Apple TV, Disney+, Hulu, Netflix und PBS teilen sich mit jeweils zwei Auszeichnungen den zweiten Platz. Insgesamt zeigten Unterhaltungs- und Dokumentartitel eine besonders starke Präsenz: Elf Siege entfielen auf den Unterhaltungsbereich, zehn auf den Dokumentarbereich.
Jeffrey P. Jones, der Vorsitzende der Peabody-Jury, betonte, dass die diesjährigen Gewinner Geschichten erzählen, die von den zerstörerischen Methoden der US-Einwanderungsbehörde ICE über den persönlichen Umgang mit unheilbarer Krankheit bis hin zum Widerstand gegen Einschränkungen der freien Meinungsäußerung reichen.
The Pitt und The Rehearsal ausgezeichnet
The Pitt, die Krankenhaus-Serie bei HBO, gehört zu den herausragenden Preisträgern des Jahres. Die Produktion überzeugte die 28 Juroren durch ihre eindringliche Darstellung des Medizinalltags und wurde einstimmig ausgewählt, wie es dem Abstimmungsverfahren aller Peabody-Gewinner entspricht.

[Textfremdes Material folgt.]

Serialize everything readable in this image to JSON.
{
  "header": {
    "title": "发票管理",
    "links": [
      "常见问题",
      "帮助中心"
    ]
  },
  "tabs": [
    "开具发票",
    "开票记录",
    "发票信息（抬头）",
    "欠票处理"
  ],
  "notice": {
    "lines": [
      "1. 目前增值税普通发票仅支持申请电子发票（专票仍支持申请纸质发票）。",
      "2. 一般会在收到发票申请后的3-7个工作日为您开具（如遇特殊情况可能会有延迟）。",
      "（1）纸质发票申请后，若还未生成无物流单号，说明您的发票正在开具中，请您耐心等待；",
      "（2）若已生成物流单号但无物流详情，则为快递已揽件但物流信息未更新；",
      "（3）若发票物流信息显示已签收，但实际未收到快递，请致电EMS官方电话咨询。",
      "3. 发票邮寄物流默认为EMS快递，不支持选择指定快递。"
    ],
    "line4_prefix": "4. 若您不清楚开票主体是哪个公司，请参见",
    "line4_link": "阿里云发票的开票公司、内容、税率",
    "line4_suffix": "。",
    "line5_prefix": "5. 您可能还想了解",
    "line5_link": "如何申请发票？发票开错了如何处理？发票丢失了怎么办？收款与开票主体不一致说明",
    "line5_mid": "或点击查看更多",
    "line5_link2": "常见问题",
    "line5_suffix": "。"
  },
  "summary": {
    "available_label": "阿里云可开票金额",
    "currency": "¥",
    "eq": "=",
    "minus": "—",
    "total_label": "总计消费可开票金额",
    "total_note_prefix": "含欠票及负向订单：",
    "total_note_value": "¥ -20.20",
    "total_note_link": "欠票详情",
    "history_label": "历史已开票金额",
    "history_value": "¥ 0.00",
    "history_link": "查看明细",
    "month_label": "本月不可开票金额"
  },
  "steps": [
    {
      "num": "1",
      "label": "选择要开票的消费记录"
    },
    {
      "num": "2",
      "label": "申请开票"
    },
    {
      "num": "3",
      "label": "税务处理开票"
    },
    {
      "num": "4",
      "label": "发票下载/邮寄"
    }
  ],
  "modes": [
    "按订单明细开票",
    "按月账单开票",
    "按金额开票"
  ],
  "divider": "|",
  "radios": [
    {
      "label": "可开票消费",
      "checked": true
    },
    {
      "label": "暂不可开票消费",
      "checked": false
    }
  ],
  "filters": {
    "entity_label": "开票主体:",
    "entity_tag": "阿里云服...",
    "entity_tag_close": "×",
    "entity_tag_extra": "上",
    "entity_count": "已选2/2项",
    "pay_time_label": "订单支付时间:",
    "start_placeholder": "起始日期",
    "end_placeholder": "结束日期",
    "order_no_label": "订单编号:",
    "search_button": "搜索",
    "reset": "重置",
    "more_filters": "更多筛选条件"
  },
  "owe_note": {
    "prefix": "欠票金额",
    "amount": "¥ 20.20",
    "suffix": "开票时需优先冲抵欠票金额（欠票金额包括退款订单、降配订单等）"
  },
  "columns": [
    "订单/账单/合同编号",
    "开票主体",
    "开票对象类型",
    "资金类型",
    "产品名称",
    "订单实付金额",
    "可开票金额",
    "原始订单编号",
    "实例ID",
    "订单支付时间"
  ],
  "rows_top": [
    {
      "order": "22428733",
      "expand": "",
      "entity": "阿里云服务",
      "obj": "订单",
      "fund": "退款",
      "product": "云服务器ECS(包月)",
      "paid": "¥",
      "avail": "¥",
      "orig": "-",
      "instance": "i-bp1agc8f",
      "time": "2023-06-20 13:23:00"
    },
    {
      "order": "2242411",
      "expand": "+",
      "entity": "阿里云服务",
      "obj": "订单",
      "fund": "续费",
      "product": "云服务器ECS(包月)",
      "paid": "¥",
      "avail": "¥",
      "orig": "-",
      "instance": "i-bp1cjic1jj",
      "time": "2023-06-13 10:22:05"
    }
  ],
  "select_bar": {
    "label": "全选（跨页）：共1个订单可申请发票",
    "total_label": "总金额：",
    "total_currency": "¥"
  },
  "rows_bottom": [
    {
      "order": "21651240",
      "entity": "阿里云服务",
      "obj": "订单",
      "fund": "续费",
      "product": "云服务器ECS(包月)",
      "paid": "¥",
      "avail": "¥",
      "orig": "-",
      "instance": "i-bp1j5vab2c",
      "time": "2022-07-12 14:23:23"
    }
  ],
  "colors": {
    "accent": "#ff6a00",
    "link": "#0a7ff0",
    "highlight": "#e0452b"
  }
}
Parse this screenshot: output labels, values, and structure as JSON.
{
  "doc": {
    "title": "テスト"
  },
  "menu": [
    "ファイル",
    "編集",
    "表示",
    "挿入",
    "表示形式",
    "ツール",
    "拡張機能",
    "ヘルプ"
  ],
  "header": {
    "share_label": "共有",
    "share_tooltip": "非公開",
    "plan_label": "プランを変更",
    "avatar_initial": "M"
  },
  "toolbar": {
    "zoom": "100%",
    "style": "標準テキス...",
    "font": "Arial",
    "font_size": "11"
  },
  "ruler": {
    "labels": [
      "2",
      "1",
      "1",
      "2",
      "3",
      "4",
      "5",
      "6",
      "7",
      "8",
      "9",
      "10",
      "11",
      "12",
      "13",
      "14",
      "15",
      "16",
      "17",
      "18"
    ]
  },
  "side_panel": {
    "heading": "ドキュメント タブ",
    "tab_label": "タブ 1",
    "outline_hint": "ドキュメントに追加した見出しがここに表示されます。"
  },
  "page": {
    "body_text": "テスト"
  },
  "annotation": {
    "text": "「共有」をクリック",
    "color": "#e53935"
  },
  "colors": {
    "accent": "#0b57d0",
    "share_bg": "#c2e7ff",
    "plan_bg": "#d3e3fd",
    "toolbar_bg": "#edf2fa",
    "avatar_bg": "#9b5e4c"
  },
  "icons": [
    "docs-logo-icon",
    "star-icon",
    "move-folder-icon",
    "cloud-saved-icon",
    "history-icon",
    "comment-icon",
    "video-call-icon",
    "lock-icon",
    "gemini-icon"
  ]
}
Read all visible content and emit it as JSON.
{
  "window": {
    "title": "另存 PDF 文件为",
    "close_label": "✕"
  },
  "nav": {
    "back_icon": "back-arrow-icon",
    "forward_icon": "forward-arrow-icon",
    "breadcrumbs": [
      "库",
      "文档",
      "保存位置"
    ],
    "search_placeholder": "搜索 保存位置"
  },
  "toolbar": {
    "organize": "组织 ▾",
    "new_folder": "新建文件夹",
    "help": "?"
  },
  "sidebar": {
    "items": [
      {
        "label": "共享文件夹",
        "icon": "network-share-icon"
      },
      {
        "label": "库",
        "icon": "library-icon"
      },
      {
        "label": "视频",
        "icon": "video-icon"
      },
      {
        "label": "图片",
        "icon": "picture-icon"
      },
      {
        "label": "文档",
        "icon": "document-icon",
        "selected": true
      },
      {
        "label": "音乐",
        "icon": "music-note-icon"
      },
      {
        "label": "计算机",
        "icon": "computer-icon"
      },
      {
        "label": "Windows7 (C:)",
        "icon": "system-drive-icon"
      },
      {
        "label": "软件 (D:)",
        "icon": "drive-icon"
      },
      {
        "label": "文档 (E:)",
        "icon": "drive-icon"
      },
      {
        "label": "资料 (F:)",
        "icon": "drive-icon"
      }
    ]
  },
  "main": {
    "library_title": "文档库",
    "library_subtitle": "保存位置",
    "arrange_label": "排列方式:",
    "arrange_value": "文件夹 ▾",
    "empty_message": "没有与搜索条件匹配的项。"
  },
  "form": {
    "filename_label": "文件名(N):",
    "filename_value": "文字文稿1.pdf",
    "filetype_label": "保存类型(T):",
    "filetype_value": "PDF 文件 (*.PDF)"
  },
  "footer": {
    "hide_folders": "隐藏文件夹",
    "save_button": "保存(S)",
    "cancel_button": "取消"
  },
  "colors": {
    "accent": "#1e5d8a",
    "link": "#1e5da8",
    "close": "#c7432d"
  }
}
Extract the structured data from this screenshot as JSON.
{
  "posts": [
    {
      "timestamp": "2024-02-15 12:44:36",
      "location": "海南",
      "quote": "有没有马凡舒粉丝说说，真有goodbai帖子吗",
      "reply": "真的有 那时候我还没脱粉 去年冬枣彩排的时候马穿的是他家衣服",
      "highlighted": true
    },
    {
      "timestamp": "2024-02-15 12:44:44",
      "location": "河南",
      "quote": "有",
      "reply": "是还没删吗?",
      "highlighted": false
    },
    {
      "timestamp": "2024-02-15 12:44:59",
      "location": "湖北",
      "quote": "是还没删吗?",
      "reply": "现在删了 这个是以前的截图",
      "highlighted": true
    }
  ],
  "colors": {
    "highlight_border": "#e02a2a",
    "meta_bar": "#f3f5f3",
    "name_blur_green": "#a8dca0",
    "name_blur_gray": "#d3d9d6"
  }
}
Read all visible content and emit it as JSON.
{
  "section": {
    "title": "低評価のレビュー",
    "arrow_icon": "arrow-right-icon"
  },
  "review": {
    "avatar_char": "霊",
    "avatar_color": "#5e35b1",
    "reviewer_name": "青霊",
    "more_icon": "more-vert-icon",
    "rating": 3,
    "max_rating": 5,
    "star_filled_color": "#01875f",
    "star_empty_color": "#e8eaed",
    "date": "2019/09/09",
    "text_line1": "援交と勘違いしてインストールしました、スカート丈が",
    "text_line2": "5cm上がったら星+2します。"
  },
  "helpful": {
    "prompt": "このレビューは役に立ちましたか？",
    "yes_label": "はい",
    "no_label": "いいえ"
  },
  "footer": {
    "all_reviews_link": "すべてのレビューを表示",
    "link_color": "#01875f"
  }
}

The Rehearsal in der zweiten Staffel zeigt Nathan Fielders innovativen Erzählansatz: Seine Methode, Lebenssituationen zu proben, hatte realen Einfluss auf die Luftfahrtbranche. Diskussionen über Kommunikation, Ausbildung und psychisches Wohlbefinden in der Luftfahrt wurden durch die Staffel angestoßen.
Der kreative Ansatz der zweiten Staffel trug sogar zu konkreten gesetzlichen Veränderungen bei, darunter der Mental Health in Aviation Act, ein Gesetz zur psychischen Gesundheit in der Luftfahrt. Kritiker und Jury würdigten gleichermaßen, wie selten Fiktion und gesellschaftliche Wirkung so unmittelbar zusammenfallen.
Ehrenpreise für Poehler, Harjo und Brooks
Amy Poehler erhält den Peabody Career Achievement Award und wird damit für ihr Lebenswerk geehrt. Die Schauspielerin und Produzentin hat sich über Jahrzehnte als eine der prägendsten Stimmen der amerikanischen Unterhaltungsbranche etabliert.
Sterlin Harjo wird mit dem Peabody Trailblazer Award ausgezeichnet, der Persönlichkeiten würdigt, die neue Wege im Storytelling beschreiten. James L. Brooks erhält als erster Preisträger überhaupt den neu geschaffenen Industry Icon Award, der seine jahrzehntelange Prägung der Fernsehlandschaft anerkennt.
PBS Kids wird mit dem Industry Award geehrt. Die Auszeichnungen für Julianne Moore, Gerran Howell, Brendan Patrick Hughes, Andrea Gibson, Megan Falley und Pavel 'Pasha' Talankin unterstreichen die Breite des diesjährigen Gewinnerfeldes, das Talente aus den unterschiedlichsten Bereichen vereint.
Journalismus und Podcasts stark vertreten
Auch investigativer Journalismus wurde in diesem Jahr gewürdigt. Eine Untersuchung des Senders KMBC 9 deckte auf, dass mindestens 102 Menschen in 29 US-Bundesstaaten durch den Missbrauch von Fesselstühlen durch Strafverfolgungsbehörden ums Leben kamen oder verletzt wurden. In der Folge aktualisierten mehr als 50 Sheriffbehörden in Missouri und Kansas ihre Richtlinien zum Einsatz von Fesselstühlen.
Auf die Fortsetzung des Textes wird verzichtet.